Manutenção de direitos e necessidade de reforma na legislação dividem opiniões

  • Vitor Fraga
Até os últimos anos do Estado Novo (1937-1945), alguns empregados brasileiros trabalhavam 12 horas ou mais por dia, e não tinham nenhum dos benefícios de hoje. A partir de 1º de maio de 1943, data em que Getúlio Vargas promulgou o Decreto Lei nº 5.452, conhecido como Consolidação das Leis do Trabalho (CLT), o mercado de trabalho no país iria mudar de forma significativa.
 
Embora tenha recebido o nome de “consolidação”, a CLT não foi apenas a reunião de uma legislação dispersa, introduzindo também novos direitos e regulamentações. Sua promulgação conferiu prestígio popular ao governo, que teria buscado conciliar concessão de direitos e controle da organização dos trabalhadores. “A CLT consolidou, em 1943, um conjunto de leis trabalhistas criado a partir de 1931 sob o governo Vargas. Significava uma resposta do Estado às lutas da classe trabalhadora nas décadas anteriores.

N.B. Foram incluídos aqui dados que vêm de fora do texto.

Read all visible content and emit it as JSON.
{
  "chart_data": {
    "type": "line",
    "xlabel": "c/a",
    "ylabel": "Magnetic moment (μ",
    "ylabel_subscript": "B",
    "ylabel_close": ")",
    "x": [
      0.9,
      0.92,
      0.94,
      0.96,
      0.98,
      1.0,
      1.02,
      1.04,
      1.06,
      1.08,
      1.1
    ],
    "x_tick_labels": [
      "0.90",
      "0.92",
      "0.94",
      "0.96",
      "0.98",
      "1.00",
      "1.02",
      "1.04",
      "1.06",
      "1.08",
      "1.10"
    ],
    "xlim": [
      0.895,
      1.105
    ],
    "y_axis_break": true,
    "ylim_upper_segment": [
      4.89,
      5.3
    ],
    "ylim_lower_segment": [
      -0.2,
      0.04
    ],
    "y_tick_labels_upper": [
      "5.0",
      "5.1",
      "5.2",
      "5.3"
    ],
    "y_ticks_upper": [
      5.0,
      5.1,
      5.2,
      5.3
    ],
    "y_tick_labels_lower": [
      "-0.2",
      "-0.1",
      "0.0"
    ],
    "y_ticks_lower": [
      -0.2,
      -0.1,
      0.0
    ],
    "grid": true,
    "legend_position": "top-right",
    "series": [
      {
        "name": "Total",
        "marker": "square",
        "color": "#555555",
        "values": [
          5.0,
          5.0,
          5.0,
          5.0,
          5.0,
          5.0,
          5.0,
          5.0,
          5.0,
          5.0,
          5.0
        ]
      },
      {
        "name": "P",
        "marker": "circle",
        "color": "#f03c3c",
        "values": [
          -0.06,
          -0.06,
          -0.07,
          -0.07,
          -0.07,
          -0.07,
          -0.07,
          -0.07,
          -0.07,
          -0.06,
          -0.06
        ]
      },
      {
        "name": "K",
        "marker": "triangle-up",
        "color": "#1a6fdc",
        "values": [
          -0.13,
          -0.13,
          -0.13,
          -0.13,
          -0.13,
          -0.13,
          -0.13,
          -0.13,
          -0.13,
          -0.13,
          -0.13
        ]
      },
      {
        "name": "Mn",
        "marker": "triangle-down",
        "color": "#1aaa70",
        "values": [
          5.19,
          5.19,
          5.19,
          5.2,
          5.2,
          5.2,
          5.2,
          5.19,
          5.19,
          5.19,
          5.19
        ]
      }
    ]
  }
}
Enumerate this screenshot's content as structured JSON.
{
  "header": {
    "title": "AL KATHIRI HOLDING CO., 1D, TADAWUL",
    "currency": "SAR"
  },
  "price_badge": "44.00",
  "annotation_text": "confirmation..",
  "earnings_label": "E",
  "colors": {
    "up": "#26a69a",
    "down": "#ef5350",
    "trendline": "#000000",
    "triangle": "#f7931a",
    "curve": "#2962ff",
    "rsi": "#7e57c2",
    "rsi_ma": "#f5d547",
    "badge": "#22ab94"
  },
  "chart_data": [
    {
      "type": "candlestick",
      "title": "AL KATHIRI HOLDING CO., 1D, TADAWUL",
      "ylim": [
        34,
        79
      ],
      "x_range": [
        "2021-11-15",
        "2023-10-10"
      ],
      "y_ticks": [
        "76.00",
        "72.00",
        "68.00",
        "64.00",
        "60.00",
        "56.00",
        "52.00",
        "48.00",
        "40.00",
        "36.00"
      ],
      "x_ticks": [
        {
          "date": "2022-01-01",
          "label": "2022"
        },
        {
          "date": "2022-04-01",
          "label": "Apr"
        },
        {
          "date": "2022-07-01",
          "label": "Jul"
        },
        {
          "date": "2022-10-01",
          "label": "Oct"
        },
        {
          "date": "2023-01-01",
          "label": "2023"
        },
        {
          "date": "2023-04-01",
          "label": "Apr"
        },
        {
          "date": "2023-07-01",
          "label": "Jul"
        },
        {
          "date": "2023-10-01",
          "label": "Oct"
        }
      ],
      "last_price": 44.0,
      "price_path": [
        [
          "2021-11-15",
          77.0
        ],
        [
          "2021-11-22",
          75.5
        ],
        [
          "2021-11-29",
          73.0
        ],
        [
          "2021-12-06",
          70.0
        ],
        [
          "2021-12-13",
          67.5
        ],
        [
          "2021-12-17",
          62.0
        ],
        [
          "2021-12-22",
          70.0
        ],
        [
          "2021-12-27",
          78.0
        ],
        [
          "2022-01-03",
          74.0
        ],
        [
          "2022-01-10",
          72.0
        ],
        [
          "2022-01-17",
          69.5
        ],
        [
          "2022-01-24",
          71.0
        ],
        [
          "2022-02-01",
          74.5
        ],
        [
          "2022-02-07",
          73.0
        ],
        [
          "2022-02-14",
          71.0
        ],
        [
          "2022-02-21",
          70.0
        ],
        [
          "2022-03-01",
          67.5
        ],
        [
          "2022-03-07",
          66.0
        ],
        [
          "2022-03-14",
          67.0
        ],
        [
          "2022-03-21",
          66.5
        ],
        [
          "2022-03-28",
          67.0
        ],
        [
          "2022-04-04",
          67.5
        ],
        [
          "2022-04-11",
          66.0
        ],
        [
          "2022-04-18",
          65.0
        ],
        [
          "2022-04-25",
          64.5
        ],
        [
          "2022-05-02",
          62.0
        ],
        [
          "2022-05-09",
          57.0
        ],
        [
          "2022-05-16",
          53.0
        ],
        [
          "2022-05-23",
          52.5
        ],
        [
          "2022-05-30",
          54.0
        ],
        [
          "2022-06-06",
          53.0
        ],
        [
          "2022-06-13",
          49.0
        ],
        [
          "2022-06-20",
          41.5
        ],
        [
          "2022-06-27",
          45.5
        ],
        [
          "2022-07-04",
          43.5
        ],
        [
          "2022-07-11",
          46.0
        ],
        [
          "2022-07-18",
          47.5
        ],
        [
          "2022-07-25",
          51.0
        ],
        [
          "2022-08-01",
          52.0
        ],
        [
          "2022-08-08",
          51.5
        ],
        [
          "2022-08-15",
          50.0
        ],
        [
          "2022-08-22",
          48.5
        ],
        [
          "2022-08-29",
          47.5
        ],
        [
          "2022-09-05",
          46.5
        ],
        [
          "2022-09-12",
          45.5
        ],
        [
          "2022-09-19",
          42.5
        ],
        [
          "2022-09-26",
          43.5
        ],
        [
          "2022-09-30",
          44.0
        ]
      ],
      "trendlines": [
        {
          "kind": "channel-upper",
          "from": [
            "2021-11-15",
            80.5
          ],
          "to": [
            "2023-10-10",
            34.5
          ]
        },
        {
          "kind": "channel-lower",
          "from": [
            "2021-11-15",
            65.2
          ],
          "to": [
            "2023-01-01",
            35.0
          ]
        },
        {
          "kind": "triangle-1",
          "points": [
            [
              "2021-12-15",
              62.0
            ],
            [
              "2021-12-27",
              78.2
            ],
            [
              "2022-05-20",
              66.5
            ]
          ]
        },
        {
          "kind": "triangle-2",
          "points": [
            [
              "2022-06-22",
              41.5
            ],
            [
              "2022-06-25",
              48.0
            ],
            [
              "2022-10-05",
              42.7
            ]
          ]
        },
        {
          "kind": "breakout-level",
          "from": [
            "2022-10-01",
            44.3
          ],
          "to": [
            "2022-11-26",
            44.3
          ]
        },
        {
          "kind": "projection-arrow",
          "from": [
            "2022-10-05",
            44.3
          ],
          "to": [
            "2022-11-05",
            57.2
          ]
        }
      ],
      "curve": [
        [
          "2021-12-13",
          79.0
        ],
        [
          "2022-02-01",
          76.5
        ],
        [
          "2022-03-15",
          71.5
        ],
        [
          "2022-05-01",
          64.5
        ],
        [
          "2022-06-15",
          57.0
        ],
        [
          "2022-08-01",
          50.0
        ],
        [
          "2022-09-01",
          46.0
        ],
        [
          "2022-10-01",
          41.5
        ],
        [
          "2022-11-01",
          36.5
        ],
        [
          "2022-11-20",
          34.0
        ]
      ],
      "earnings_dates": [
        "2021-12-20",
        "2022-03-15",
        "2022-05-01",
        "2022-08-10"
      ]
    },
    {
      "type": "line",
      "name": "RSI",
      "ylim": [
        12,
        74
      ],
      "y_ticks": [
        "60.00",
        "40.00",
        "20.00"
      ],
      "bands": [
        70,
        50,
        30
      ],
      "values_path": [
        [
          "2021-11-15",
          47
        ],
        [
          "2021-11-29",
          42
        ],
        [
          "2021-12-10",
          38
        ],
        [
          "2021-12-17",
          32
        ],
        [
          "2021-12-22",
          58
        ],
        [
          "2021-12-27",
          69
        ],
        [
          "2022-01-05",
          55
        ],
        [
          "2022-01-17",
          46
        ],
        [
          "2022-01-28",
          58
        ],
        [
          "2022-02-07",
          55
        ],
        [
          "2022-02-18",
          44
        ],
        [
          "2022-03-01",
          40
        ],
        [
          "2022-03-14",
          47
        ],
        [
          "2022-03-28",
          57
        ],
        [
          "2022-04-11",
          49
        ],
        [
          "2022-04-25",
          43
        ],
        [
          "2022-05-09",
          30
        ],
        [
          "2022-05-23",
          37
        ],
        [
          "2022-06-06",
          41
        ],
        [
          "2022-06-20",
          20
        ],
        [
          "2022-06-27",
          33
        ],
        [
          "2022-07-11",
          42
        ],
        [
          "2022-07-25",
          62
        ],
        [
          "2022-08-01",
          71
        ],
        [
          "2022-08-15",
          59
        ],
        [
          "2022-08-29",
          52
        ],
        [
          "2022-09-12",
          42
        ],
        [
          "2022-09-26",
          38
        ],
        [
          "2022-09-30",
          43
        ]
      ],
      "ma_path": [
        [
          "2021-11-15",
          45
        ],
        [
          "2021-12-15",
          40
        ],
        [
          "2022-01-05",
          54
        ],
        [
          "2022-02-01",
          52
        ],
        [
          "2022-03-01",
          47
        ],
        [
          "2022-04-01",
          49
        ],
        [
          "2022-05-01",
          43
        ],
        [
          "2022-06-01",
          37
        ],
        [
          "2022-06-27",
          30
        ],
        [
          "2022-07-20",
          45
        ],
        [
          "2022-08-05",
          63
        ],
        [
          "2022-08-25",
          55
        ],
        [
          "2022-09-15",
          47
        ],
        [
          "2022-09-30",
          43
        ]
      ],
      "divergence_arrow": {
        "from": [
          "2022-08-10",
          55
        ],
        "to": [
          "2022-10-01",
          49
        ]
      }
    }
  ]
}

De um lado, reconheceu direitos previdenciários e trabalhistas; de outro lado, buscou limitar as possibilidades de luta, controlando os sindicatos por meio de seu atrelamento ao próprio Estado, pela via de uma estrutura sindical corporativista”, explica o professor titular de História do Brasil na Universidade Federal Fluminense Marcelo Badaró.
 
Para o secretário-geral da OAB/RJ e presidente de sua Comissão de Justiça do Trabalho, Marcus Vinicius Cordeiro, a CLT não foi simplesmente uma “dádiva” getulista. “A busca por uma legislação trabalhista que atendesse aos interesses dos trabalhadores marcou o início do Século 20, com greves históricas, incremento do movimento sindical, criação do Partido Comunista Brasileiro etc. A CLT traduz, hoje, o símbolo da resistência de classe aos projetos liberais que querem a desregulamentação do mercado, a livre iniciativa sem freios e amarras, a transformação da força de trabalho em mercadoria barata e de fácil aquisição e reposição”, afirma.
 
Em maio de 2013, a CLT completou 70 anos. Mesmo após uma série de alterações – como a criação do 13º salário, em 1962; do Fundo de Garantia por Tempo de Serviço (FGTS), em 1966; e das férias remuneradas, em 1977 –, permanece até hoje como principal referência para regular as relações individuais e coletivas de trabalho, sem grandes reformas – embora ao longo dessas sete décadas o tema nunca tenha deixado de ser debatido. 
 
Um dos principais argumentos dos que defendem a reforma trabalhista é o de que os custos e a complexidade da legislação seriam responsáveis pela informalidade e pela dificuldade na geração de empregos. O presidente do Conselho de Assuntos Sindicais da Federação do Comércio de Bens, Serviços e Turismo do Estado de São Paulo (FecomercioSP), Ivo Dall’Acqua Júnior, assinala que a CLT já vem sendo modificada ao longos desses 70 anos, e defende sua reforma. “É necessário um ato de coragem para modernizá-la, pois se enfrentam críticas dos que acreditam que os dispositivos legais são ‘direitos adquiridos’, e que mudar a CLT provocaria um ‘retrocesso nas conquistas’. Existem aspectos da lei que estão travando a geração de empregos. A CLT não deve ser apedrejada, mas não deve ser vista como uma legislação pétrea e imutável”, observa Dall’Acqua.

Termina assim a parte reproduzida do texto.